Heiraten im Ausland – worauf muss man achten?

Umgeben von majestätischen Bergen, am strahlend blauen Mittelmeer, im schillernden Las Vegas oder in Paris, der Stadt der Liebe – manche Paare wollen für das einzigartige Ereignis eine einzigartige Location. Idyllische Schauplätze oder aufregende Orte wie der afrikanische Busch lassen die Hochzeit zu einem unvergesslichen Highlight werden. Im Ausland suchen viele Liebende Plätze, die Deutschland nicht bieten kann. Doch gerade bei einer Hochzeit im Ausland ist sorgfältige Planung und Vorbereitung wichtig.

Wichtige Dokumente für die Hochzeit im Ausland

Welche Papiere bei einer Auslandshochzeit benötigt werden, lässt sich nur schwer verallgemeinern. So unterschiedlich wie die Hochzeitslocations, so unterschiedlich sind auch die Anforderungen für die standesamtliche Hochzeit in jedem Land. Die Bandbreite der formalen Rahmenbedingungen reicht von einfacher und unbürokratischer als in Deutschland bis hin zum umständlichen Zusammentragen einer Vielzahl von Dokumenten, Urkunden und Papieren. Grundsätzlich sind allerdings Reisepass oder Personalausweis und Geburtsurkunde des Paares immer mitzubringen. Dabei ist zu beachten, dass die Geburtsurkunde, die manchmal auf internationalem Vordruck ausgefertigt sein muss, nicht älter als sechs Monate sein darf. Viele ausländische Standesämter verlangen außerdem ein Ehefähigkeitszeugnis, welches sich Betreffende beim zuständigen deutschen Standesamt besorgen können. Hinzu kommt gegebenenfalls das Scheidungsurteil und bei Verwitweten die Sterbeurkunde des verstorbenen Ehepartners.

Damit bei der Hochzeit aber wirklich nichts schief geht, empfiehlt sich vorher eine Beratung im deutschen Standesamt ebenso wie eigene Recherche über die Anforderungen des Landes. Hilfreiche Auskünfte erhält man zudem bei den deutschen Konsulaten im jeweiligen Land und bei den Auslandsvertretungen dieser Staaten in Deutschland.
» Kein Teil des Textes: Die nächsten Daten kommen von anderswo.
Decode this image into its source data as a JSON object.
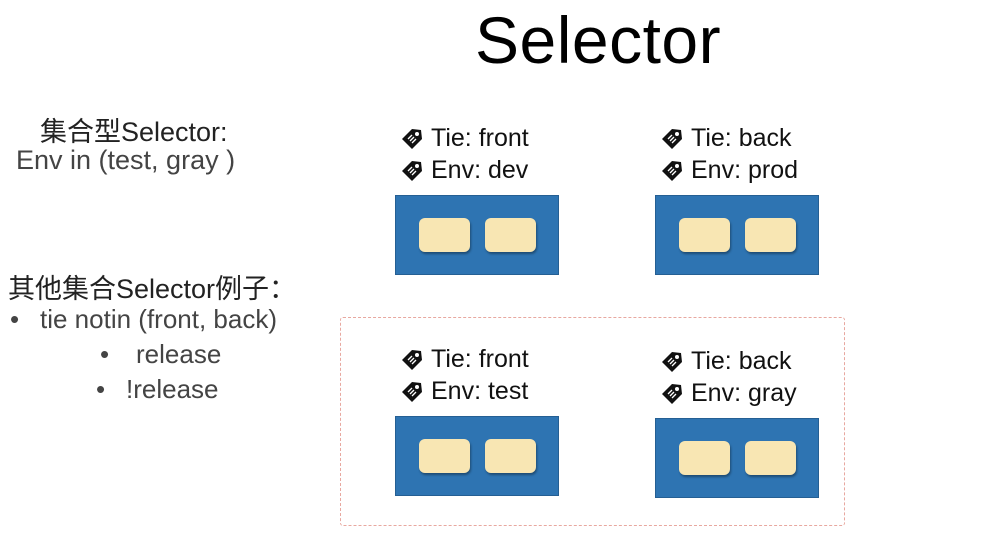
{
  "title": "Selector",
  "set_selector": {
    "heading": "集合型Selector:",
    "expression": "Env in (test, gray )"
  },
  "other_examples": {
    "heading": "其他集合Selector例子：",
    "items": [
      {
        "bullet": "•",
        "text": "tie notin (front, back)"
      },
      {
        "bullet": "•",
        "text": "release"
      },
      {
        "bullet": "•",
        "text": "!release"
      }
    ]
  },
  "nodes": [
    {
      "tie": "Tie: front",
      "env": "Env: dev",
      "selected": false
    },
    {
      "tie": "Tie: back",
      "env": "Env: prod",
      "selected": false
    },
    {
      "tie": "Tie: front",
      "env": "Env: test",
      "selected": true
    },
    {
      "tie": "Tie: back",
      "env": "Env: gray",
      "selected": true
    }
  ],
  "colors": {
    "node_fill": "#2e74b2",
    "pod_fill": "#f8e6b3",
    "selection_border": "#e8a8a0"
  },
  "icons": {
    "label_icon": "tag-icon"
  }
}
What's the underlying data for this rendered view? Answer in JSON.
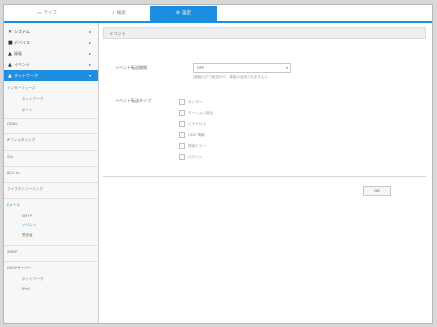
{
  "tabs": [
    {
      "label": "ライブ",
      "icon": "monitor-icon",
      "glyph": "▭"
    },
    {
      "label": "検索",
      "icon": "search-icon",
      "glyph": "⌕"
    },
    {
      "label": "設定",
      "icon": "gear-icon",
      "glyph": "⚙"
    }
  ],
  "sidebar": {
    "main_items": [
      {
        "label": "システム",
        "icon": "tools-icon",
        "glyph": "✕"
      },
      {
        "label": "デバイス",
        "icon": "camera-icon",
        "glyph": "■"
      },
      {
        "label": "録画",
        "icon": "record-icon",
        "glyph": "▲"
      },
      {
        "label": "イベント",
        "icon": "event-icon",
        "glyph": "▲"
      },
      {
        "label": "ネットワーク",
        "icon": "network-icon",
        "glyph": "▲"
      }
    ],
    "tree": [
      {
        "label": "インターフェース",
        "type": "group"
      },
      {
        "label": "ネットワーク",
        "type": "child"
      },
      {
        "label": "ポート",
        "type": "child"
      },
      {
        "label": "DDNS",
        "type": "group"
      },
      {
        "label": "IPフィルタリング",
        "type": "group"
      },
      {
        "label": "SSL",
        "type": "group"
      },
      {
        "label": "802.1x",
        "type": "group"
      },
      {
        "label": "ライブストリーミング",
        "type": "group"
      },
      {
        "label": "Eメール",
        "type": "group-active"
      },
      {
        "label": "SMTP",
        "type": "child"
      },
      {
        "label": "イベント",
        "type": "child-active"
      },
      {
        "label": "受信者",
        "type": "child"
      },
      {
        "label": "SNMP",
        "type": "group"
      },
      {
        "label": "DHCPサーバー",
        "type": "group"
      },
      {
        "label": "ネットワーク",
        "type": "child"
      },
      {
        "label": "IPv6",
        "type": "child"
      }
    ]
  },
  "content": {
    "section_title": "イベント",
    "interval_label": "イベント転送間隔",
    "interval_value": "OFF",
    "interval_note": "(録画ログで転送(ISC、重複の活用されません))",
    "event_type_label": "イベント転送タイプ",
    "event_types": [
      "センサー",
      "モーション検出",
      "ビデオロス",
      "HDD 情報",
      "録画エラー",
      "ログイン"
    ],
    "ok_label": "OK"
  },
  "colors": {
    "accent": "#1e8fe0"
  }
}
Gültigkeit der Hochzeit im Ausland

In Afrika ein Paar und in Deutschland unverheiratet? Ob die Ehe auch in Deutschland gültig ist, hängt von dem Land ab, in dem das Paar heiratet. In den meisten Fällen wird die im Ausland geschlossene Ehe auch in Deutschland anerkannt, sofern sie in dem jeweiligen Land auf rechtsgültige Weise geschlossen wurde. Das heißt, alle Voraussetzungen für die Ehe müssen erfüllt sein und sie muss in der für das Land vorgeschriebenen Form sowie von der zuständigen Stelle durchgeführt werden. Als Nachweis für die Auslandshochzeit ist eine Heiratsurkunde vonnöten, die von der entsprechenden staatlichen Stelle ausgestellt werden muss. Bei vielen Urkunden aus europäischen Staaten reicht die vom ausländischen Standesamt ausgestellte Heiratsurkunde aus. In anderen Staaten wiederum werden die Eheurkunden erst nach einer Legalisation durch die jeweilige deutsche Botschaft anerkannt. Darüber hinaus bestehen mit einigen Ländern spezielle zwischenstaatliche Vereinbarungen, sodass auf die Legalisation verzichtet werden kann und stattdessen eine förmliche Überbeglaubigung der Urkunde, eine sogenannte Apostille, notwendig ist. Diese wird von einer Behörde im Herkunftsland der Urkunde ausgestellt. Da es den Rahmen des Beitrages sprengen würde, für jedes Land einzeln aufzuführen, ob Legalisation oder Apostille erforderlich sind, sollte man sich im Zweifelsfall beim Standesamt erkundigen.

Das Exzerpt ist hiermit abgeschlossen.